Based in Miami, Lennar is the second-largest public homebuilder in the United States (behind D.R. Horton). Lennar’s main products include newly constructed homes targeting first-time, move-up, active adult (Real Estate Construction), and mortgage financing (Financial Services).

📢 Latest Financial Results on 9/14/23

🌱 Revenue: $8.7B, -2.7% y/y

💰 Operating Income: $1.47B, or 16.9% of total revenue

🔮 Next Quarter Revenue Outlook: ~$9.9B, -6.6% y/y

🔸 Deliveries: 18,559 homes, +8% y/y

🔸 Average Sales Prices:$448,000, -8.8% y/y

🔸 New Orders: 19,666 homes, +37% y/y

🔸 New Orders Value: $8.6B, +30% y/y

🔸 Gross Margin: 24.4%, down from 29.2% y/y

🔸 Stock Buyback: $366M

💡 CEO: “Short housing supply, absorbed by strong primary and pent-up demand, continued to define a strong sales environment. Homebuilders continued to use incentives, including buy-downs, to offset rising interest rates and tighter capital.”

📈 Bulls Say

🔸 Financials: The company is financially healthy and owns adequate lands for the foreseeable future.

🔸 Macroeconomic Environment: Most individuals are reluctant to sell properties with low-interest rate mortgages. This keeps the housing supply low. Developers like Lennar tend to offer more incentives to offset the impact of higher interest rates and attract more buyers. As a result, the demand for new houses is vital.

🔸 Catalysts: 1. Berkshire Hathaway’s latest 13F filing reveals Warren Buffett has increased holdings in residential construction stocks such as D.R. Horton and Lennar. (8/14/23) 2. Lennar’s new orders increased by 37% this quarter, with backlogged order values reaching $9.9 billion. 3. First-time buyers will be a key driver of future housing demand, and these buyers have always been Lennar’s targeted customers.

📉 Bears Say

🔸 Revenue: The company’s revenue has decreased, down 2.7% year-on-year; the forecast for the next quarter is down 6.6%. Limited upside in housing prices in the short term.

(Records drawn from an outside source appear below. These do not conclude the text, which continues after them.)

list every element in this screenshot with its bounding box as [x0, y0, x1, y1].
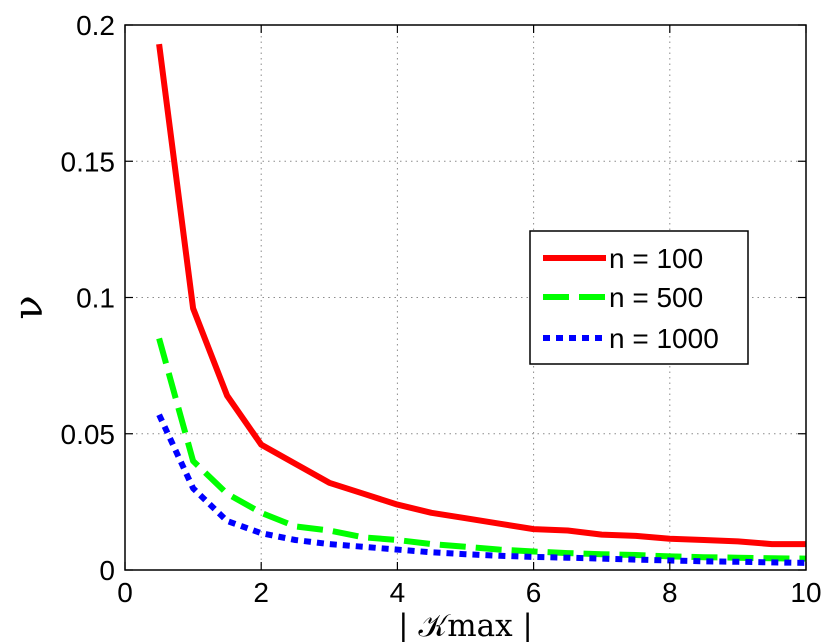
axis-tick-labels: 0 2 4 6 8 10 0 0.05 0.1 0.15 0.2	[61, 10, 822, 608]
legend-label: n = 1000	[609, 323, 719, 354]
y-tick-label: 0.05	[61, 419, 116, 450]
x-tick-label: 10	[790, 577, 821, 608]
y-tick-label: 0.2	[76, 10, 115, 41]
plot-series	[156, 43, 807, 566]
y-tick-label: 0	[99, 555, 115, 586]
x-tick-label: 0	[117, 577, 133, 608]
x-tick-label: 6	[526, 577, 542, 608]
x-tick-label: 4	[390, 577, 406, 608]
legend-label: n = 100	[609, 243, 703, 274]
legend-label: n = 500	[609, 282, 703, 313]
series-line-n-1000	[156, 413, 807, 566]
series-line-n-100	[156, 43, 806, 548]
y-axis-label: ν	[6, 295, 52, 319]
y-tick-label: 0.15	[61, 146, 116, 177]
x-tick-label: 2	[253, 577, 269, 608]
y-tick-label: 0.1	[76, 283, 115, 314]
x-tick-label: 8	[662, 577, 678, 608]
legend: n = 100 n = 500 n = 1000	[529, 230, 749, 365]
legend-items: n = 100 n = 500 n = 1000	[543, 243, 719, 354]
series-line-n-500	[156, 337, 807, 562]
axis-ticks	[124, 24, 807, 571]
x-axis-label: | 𝒦max |	[398, 608, 533, 642]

🔸 Profitability: The company’s gross profit margin has decreased nearly 5% y/y. Inflation also increased the cost of land, materials, and labor. The company is also aggressively using incentives/discounts to attract buyers. This means profitability is difficult to improve in the short term.

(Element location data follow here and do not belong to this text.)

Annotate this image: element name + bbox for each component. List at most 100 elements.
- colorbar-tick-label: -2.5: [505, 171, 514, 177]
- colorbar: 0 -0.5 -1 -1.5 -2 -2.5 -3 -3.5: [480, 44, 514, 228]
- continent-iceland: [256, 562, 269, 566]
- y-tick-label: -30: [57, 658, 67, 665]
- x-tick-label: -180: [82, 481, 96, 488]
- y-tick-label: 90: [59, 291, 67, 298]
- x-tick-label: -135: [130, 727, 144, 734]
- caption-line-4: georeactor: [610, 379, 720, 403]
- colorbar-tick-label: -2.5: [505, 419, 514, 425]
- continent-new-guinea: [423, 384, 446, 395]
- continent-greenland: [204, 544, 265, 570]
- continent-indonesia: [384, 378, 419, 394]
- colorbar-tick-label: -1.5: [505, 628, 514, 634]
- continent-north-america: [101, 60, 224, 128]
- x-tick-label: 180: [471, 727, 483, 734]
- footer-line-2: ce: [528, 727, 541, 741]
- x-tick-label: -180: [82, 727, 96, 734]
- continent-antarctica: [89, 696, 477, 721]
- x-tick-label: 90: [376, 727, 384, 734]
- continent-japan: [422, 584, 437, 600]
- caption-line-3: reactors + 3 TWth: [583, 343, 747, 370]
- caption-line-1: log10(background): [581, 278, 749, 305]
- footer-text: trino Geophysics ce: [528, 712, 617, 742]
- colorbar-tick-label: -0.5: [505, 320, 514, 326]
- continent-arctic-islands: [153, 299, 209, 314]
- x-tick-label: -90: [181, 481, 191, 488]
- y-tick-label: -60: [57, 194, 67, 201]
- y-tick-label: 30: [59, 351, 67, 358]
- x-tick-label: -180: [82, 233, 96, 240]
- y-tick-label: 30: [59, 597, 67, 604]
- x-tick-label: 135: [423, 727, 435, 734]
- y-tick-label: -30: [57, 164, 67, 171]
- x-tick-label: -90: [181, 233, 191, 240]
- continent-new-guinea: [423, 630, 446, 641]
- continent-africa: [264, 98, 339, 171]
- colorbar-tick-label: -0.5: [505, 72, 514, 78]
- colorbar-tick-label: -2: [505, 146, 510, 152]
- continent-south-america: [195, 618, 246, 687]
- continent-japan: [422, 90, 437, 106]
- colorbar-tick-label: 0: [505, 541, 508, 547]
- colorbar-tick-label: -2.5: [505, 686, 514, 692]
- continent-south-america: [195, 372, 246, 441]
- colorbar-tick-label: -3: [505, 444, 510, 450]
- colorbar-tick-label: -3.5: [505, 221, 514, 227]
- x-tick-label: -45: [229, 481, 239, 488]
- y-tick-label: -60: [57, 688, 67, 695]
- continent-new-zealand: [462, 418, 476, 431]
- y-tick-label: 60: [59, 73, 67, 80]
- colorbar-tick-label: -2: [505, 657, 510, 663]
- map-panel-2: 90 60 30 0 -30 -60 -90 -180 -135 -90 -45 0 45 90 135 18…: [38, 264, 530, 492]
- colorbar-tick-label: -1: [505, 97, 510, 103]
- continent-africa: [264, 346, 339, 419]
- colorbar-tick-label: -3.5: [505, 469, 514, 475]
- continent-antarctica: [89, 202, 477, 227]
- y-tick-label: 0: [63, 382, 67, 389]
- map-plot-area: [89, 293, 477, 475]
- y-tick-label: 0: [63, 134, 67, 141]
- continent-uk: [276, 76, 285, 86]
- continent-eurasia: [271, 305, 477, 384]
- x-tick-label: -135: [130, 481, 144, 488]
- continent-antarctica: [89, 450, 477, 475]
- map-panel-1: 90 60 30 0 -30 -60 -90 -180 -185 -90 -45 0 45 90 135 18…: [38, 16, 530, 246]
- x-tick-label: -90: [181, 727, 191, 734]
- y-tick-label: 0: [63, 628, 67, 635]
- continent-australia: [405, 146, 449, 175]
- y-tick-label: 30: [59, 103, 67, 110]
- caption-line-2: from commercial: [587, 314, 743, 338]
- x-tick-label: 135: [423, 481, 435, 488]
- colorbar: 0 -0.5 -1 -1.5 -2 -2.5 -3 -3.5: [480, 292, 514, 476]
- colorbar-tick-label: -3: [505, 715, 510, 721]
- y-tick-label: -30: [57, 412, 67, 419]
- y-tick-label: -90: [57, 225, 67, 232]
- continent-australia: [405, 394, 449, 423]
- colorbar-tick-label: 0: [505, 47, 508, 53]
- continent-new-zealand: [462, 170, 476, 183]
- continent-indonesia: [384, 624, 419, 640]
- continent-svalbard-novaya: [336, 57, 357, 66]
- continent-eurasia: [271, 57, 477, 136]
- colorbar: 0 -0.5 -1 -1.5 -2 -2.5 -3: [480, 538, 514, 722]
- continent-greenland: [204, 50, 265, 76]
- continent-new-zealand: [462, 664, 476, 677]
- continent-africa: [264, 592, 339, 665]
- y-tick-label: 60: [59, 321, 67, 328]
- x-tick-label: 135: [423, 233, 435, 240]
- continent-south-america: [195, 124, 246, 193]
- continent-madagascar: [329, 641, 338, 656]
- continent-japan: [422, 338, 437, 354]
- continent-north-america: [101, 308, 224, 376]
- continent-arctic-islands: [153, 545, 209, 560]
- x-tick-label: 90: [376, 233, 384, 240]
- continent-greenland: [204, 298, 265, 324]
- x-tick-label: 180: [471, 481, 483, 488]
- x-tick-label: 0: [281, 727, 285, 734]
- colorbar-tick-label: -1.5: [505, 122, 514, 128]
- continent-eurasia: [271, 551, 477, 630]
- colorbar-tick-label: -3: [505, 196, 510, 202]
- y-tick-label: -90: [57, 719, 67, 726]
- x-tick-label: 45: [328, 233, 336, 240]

🔸 Macroeconomic Environment: The high-rate environment reduces people’s willingness to purchase new homes. Declining employment rates and substantial student loans also restrict young people’s ability to buy homes.

📝 Conclusion: Neutral

The demand for new homes from the millennials will last long, but the current macro environment will also limit the company’s development.

⚠️ This article does not constitute investment advice. The author strives for accurate information. If there are any issues, feedback is welcome.